Dies Moyuba (MP3) from "A Requiem with Intention"

Listen to this track NOW!
I wrote "A Requiem with Intention" in February, 2005 for sampler, keyboards, and voice.
There are three movements:
1. Dowse it Away
2. Synchronicities
3. Dies Moyuba
This is another ritual finale. The last movement opens in a FREE TANGO structure and then turns quasi-liturgical and includes samples of my voice and of Jai Michael, a consecrated priest, chanting a Santeria (an Afro-Cuban religion) ritual prayer called the "Moyuba" (a prayer honouring).

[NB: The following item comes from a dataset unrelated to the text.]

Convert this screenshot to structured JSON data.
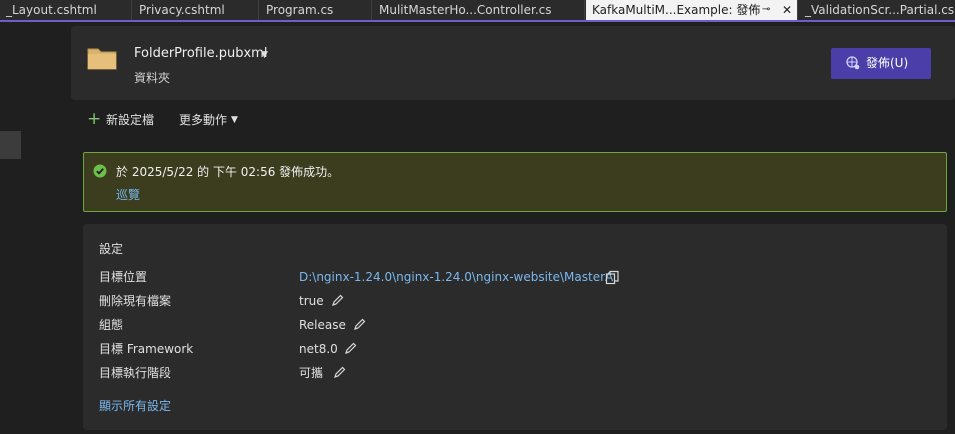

The latin word DIES ("The Day of") is used as an abbreviation of "Dies Irae" ("Day of Judgment"), a traditional movement within the requiem mass. The traditional theme of the DIES IRAE is also incorporated into the piece.
Enjoy!
Justin

2 Comments:
Moyuba only vaguely, kinda means "prayer honouring;" my Elders were clearly using a Spanish word that would not translate into English as "prayer honouring." However, if you had the good fortune to work with an actual initiate, you will have noticed as many ethnigraphores have found. the intense secrecy of Santeria priest/s and their penchant for misleading the dabblers and Margarate Meed-mode anthropoligists with an answer that an outsider might accept as true or @ least plausible, while they really are disembling their blood-magick religion, keeping truths for initiates while fobbing off wooden nickles to outsiders. Whippler's slew of popularizing/sensationalizing books get "facts" directly from initiates and are each & every one filled with "truths" that will by force lead a seeker into a maze that has no outlet in The Truth About Santeria. As more resesrchers fall for this form of protection of what are value & sacred secets of La Religión, outsider's "understanding" really is a created untruth that keeps Tweedle Dumber exacerbating the hook, line & sinker Tweedel Dum swallowed.
Do you know the language in which the word "moyuba" is used? Is it a word in Spanish or some other language?
Iré-o y Santo mijo.
Ogúnfumito
"Moyuba" is derived from the Yoruba "Mo juba" means, "to pay homage." The "j" is usually corrupted as the "y" sound going from Yoruba phonetics to Spanish.